O impacto dos ultraprocessados no padrão alimentar brasileiro.
Enviada em 10/01/2021
A Constituição Federal de 1988 - norma de maior hierarquia do sistema jurídico brasileiro - garante e realiza o bem-estar verde-amarelo teoricamente. Entretanto, no que se diz respeito ao acesso à alimentação - direito assegurado por esse estatuto nacional -, vê-se que os alimentos ultraprocessados geram a dificultação do alcance prático das medidas constitucionais, a começar pelo impedimento àquele privilégio prometido legislativamente. Dessa forma, esse quadro anômalo é fruto das questões referentes à nutrição dos industrializados e à mudança de mentalidade alimentar. Portanto, esses problemas, que se tornaram fenômenos sociais, precisam de um olhar crítico, para que se solucionem.
Em primeiro plano, é preciso analisar as consequências do consumo de comidas que passaram por procedimentos fabris. Nesse sentido, o filme animado “Wall-E” é passado em um cenário pós-apocalíptico, no qual o planeta Terra, tomado pelo lixo e pelo aquecimento global, tornou-se inabitável. Com isso, os remanescentes da raça humana, que são todos obesos - por se alimentarem de produtos industrializados e processados -, vivem em uma nave espacial. Dessarte, a perpetuação desse estado é vista na realidade tupiniquim hodierna, ao passo que o alto consumo de insumos ultraprocessados - calóricos e desreguladores hormonais - são promovedores de doenças físicas, o que impacta na qualidade alimentar do brasileiro, que é um direito constitucional. Logo, a reversão do entrave é mister.
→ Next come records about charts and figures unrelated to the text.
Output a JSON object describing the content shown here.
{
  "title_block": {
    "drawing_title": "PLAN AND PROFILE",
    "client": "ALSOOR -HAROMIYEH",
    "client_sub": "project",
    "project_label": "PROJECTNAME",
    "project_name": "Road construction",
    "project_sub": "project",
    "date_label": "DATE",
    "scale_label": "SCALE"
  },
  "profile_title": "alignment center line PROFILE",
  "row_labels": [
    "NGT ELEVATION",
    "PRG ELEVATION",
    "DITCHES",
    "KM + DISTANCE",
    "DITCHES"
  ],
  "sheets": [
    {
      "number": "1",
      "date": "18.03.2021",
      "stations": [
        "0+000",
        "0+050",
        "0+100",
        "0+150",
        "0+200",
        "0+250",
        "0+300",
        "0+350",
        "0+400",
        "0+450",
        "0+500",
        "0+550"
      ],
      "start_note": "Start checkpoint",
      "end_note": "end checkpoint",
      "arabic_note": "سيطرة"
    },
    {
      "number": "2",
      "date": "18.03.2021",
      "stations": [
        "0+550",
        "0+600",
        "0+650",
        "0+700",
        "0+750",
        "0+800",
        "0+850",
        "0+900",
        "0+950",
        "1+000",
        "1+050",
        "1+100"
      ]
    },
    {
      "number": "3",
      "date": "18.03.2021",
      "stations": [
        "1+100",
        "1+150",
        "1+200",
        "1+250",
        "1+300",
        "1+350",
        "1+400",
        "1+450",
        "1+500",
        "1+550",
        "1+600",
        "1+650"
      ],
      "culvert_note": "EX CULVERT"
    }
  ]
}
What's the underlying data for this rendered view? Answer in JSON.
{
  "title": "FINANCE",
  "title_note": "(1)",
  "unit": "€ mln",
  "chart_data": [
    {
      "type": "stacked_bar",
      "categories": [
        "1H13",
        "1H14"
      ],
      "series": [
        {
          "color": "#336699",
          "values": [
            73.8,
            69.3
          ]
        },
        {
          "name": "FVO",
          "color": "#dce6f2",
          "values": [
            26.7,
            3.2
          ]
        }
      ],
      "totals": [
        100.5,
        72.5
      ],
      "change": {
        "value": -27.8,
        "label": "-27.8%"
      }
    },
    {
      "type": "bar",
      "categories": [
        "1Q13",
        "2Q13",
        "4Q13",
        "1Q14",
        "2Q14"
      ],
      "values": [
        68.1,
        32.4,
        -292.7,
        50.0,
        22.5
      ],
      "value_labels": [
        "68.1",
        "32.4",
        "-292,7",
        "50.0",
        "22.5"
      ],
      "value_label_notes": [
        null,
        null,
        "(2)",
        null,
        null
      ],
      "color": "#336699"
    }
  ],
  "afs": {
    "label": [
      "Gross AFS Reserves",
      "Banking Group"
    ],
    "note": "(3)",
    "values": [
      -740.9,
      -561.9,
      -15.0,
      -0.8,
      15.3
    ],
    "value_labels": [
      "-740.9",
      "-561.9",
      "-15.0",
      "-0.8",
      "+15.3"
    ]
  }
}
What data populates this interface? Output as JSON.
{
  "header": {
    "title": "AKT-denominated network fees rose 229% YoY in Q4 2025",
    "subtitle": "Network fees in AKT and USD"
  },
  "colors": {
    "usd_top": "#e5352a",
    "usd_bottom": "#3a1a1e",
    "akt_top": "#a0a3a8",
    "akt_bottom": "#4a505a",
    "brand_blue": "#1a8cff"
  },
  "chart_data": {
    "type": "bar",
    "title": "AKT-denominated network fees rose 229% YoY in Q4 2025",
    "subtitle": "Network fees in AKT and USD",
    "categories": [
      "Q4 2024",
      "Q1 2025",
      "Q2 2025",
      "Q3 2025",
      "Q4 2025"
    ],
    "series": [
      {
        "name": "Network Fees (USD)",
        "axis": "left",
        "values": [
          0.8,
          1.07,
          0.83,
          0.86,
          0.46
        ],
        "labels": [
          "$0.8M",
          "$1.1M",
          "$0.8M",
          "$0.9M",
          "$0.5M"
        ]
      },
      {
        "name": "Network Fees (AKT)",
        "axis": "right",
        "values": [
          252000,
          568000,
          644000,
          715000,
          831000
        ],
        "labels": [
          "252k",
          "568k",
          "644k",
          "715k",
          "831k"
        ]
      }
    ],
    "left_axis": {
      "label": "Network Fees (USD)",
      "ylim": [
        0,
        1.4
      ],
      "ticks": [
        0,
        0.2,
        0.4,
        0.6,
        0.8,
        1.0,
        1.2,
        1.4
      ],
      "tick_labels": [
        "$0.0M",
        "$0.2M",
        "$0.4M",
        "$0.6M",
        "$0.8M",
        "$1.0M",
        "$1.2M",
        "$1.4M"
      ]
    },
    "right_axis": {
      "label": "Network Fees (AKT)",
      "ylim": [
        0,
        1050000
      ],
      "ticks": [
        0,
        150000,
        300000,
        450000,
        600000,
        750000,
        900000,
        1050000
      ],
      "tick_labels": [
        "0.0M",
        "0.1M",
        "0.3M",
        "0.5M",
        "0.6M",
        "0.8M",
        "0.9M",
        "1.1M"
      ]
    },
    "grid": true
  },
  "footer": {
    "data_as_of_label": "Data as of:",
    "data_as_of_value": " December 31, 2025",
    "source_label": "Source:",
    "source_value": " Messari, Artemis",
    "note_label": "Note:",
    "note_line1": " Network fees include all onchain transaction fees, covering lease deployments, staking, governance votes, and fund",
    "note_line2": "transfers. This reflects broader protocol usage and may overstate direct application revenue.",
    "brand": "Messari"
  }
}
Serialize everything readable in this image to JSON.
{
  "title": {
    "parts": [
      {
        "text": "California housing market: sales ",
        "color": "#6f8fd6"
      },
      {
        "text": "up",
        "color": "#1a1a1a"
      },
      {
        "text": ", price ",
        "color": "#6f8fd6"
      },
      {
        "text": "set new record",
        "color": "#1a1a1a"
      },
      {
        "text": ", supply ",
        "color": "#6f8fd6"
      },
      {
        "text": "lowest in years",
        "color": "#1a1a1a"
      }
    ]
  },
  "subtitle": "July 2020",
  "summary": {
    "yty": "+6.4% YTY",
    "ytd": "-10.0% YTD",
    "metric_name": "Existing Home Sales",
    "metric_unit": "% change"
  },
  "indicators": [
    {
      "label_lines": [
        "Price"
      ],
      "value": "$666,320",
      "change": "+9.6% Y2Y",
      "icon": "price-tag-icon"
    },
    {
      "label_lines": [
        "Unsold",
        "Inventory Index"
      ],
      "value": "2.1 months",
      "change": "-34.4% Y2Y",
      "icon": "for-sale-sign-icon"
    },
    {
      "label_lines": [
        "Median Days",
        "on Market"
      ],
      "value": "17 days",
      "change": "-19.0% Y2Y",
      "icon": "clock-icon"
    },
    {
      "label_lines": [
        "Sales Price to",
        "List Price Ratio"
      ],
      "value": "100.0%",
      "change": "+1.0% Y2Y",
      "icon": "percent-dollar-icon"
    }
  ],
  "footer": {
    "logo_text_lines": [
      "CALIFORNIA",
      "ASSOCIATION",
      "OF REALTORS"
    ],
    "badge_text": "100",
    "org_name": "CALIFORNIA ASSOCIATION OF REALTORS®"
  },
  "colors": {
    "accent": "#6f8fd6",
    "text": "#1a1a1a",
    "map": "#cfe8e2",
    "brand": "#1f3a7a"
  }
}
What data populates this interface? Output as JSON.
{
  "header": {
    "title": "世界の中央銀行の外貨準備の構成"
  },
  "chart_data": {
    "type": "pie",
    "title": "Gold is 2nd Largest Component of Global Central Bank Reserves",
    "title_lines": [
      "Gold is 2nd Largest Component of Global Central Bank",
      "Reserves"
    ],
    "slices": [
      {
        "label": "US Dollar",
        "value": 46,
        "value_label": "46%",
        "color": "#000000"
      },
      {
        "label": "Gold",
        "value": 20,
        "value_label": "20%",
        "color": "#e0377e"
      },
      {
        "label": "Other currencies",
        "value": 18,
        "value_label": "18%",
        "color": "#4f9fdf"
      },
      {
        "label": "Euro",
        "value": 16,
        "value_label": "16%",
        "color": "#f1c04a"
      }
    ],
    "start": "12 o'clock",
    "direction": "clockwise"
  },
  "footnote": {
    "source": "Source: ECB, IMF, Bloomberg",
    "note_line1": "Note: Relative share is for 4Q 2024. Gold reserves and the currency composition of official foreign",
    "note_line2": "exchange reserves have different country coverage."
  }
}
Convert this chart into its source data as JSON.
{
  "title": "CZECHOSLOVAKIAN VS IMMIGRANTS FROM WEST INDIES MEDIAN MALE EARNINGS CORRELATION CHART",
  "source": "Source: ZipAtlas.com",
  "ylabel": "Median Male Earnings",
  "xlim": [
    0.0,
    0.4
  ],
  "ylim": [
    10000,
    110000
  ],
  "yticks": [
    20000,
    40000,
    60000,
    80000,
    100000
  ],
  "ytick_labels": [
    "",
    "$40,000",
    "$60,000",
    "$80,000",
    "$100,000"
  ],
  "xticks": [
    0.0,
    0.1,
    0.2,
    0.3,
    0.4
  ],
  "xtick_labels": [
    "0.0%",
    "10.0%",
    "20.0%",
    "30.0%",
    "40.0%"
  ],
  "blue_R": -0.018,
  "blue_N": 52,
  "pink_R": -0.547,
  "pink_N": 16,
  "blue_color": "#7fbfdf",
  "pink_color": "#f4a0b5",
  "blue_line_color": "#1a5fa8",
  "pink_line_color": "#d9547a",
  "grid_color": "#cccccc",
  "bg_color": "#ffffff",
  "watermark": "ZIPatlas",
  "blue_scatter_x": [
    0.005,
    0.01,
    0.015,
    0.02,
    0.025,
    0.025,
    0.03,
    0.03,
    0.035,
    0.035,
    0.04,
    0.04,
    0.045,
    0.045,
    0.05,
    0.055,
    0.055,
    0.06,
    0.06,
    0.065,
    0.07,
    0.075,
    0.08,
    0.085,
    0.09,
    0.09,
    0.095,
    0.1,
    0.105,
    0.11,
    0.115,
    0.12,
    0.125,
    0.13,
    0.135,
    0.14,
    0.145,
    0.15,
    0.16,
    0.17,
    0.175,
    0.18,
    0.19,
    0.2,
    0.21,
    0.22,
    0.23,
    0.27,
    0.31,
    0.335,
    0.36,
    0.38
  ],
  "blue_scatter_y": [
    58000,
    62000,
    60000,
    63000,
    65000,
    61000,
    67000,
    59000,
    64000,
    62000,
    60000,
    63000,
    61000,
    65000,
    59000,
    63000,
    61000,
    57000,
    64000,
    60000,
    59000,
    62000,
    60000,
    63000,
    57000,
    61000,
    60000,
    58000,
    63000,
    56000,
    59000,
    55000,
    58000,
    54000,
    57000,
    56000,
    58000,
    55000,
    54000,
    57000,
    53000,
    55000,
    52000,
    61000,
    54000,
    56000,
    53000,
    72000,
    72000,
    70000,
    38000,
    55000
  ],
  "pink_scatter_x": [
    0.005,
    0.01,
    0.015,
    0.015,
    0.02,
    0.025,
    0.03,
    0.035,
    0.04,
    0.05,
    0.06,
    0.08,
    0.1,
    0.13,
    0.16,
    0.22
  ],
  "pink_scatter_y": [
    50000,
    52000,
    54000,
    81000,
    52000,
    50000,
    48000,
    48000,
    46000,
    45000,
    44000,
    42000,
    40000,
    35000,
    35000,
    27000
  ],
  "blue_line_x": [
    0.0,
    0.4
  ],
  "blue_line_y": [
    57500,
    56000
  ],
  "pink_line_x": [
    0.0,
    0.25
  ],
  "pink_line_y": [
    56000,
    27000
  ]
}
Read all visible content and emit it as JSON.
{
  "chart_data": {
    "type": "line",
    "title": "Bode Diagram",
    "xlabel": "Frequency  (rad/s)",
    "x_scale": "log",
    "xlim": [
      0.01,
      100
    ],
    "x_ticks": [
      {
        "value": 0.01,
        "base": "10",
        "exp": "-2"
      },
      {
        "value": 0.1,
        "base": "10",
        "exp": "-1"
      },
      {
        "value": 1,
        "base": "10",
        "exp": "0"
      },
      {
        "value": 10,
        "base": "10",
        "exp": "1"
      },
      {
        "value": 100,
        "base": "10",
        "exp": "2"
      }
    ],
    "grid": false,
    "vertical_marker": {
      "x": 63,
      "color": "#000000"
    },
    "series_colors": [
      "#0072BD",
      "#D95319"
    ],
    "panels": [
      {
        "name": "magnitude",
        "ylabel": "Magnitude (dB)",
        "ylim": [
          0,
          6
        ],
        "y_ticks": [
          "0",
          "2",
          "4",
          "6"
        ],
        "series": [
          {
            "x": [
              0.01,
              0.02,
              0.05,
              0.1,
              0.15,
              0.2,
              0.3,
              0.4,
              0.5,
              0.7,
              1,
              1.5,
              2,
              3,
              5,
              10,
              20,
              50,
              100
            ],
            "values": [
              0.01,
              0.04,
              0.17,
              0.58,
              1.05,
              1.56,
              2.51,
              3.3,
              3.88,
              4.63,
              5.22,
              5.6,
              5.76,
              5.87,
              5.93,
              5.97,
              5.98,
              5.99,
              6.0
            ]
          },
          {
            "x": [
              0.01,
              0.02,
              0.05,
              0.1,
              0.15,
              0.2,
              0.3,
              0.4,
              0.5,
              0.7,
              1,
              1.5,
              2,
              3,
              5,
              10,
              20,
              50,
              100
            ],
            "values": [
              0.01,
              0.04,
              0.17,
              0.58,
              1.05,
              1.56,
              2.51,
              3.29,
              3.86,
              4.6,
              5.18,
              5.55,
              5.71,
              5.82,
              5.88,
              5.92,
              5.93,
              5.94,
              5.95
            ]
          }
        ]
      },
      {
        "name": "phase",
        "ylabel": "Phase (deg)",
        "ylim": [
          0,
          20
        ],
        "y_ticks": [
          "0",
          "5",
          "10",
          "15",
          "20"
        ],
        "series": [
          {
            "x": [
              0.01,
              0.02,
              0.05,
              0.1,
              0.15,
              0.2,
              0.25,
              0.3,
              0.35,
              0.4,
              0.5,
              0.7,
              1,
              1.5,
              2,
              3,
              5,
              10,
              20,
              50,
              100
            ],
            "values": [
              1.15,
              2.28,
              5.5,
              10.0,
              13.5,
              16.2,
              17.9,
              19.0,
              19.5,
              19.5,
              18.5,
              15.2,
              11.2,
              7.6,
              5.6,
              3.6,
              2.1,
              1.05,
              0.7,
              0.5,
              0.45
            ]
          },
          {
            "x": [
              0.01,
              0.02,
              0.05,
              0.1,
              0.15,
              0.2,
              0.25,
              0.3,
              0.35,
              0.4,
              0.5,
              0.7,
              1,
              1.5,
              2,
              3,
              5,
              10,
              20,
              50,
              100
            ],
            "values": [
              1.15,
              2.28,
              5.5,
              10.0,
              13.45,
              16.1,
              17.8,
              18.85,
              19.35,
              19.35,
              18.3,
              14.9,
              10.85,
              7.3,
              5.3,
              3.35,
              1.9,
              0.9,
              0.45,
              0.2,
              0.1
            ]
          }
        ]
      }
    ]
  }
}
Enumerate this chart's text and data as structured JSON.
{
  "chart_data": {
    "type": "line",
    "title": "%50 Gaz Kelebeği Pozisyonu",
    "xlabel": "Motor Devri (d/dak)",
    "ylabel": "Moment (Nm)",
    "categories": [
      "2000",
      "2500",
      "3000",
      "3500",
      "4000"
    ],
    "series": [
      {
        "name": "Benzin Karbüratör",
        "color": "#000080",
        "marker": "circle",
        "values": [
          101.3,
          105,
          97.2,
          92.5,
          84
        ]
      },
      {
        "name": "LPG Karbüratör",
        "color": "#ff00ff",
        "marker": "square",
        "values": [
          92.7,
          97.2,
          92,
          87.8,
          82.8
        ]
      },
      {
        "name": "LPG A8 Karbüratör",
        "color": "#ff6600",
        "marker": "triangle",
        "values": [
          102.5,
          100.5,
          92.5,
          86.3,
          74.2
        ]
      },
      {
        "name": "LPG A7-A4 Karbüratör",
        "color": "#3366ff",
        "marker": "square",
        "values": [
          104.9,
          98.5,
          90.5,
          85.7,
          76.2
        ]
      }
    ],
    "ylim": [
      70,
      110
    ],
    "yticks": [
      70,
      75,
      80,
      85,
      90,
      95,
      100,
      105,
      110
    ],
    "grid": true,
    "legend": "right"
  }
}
Outrossim, torna-se indispensável a observação da realização de publicidades e de propagandas voltadas ao incentivo de absorção dos insumos industrializados. Deste modo, é necessária a intensificação de políticas públicas voltadas à alimentação adequada do cidadão verde-amarelo. Sendo assim, de acordo com a Universidade de São Paulo (USP), novos produtos alimentícios, por meio de centros publicitários e de “merchandising”, têm influenciado os brasileiros, de forma a mudar os costumes e os padrões nutricionais desses. Por conseguinte, a dieta da população brasileira fica à mercê da cultura vigente da indústria alimentícia, o que faz, contraditoriamente, alimentos com nutrientes balanceados entrarem em decadência, imbróglio que exibe o descaso estatal.
Face ao exposto, a resolução das problemáticas supracitadas é imprescindível. Diante disso, o Ministério da Saúde - órgão primordial para a harmonia físico-social - deve intensificar a divulgação efetiva do Guia Alimentar para a População Brasileira bem como implementar programas de educação alimentar nas escolas, por intermédio da participação de nutricionistas e de nutrólogos. Por esse caminho, esses profissionais serão encarregados de mostrar a importância de uma balança nutricional favorável, o que, por fim, levará ao controle saudável do padrão alimentar brasileiro, com a diminuição do consumo de ultraprocessados. Assim, o acesso constitucional à alimentação será atingido.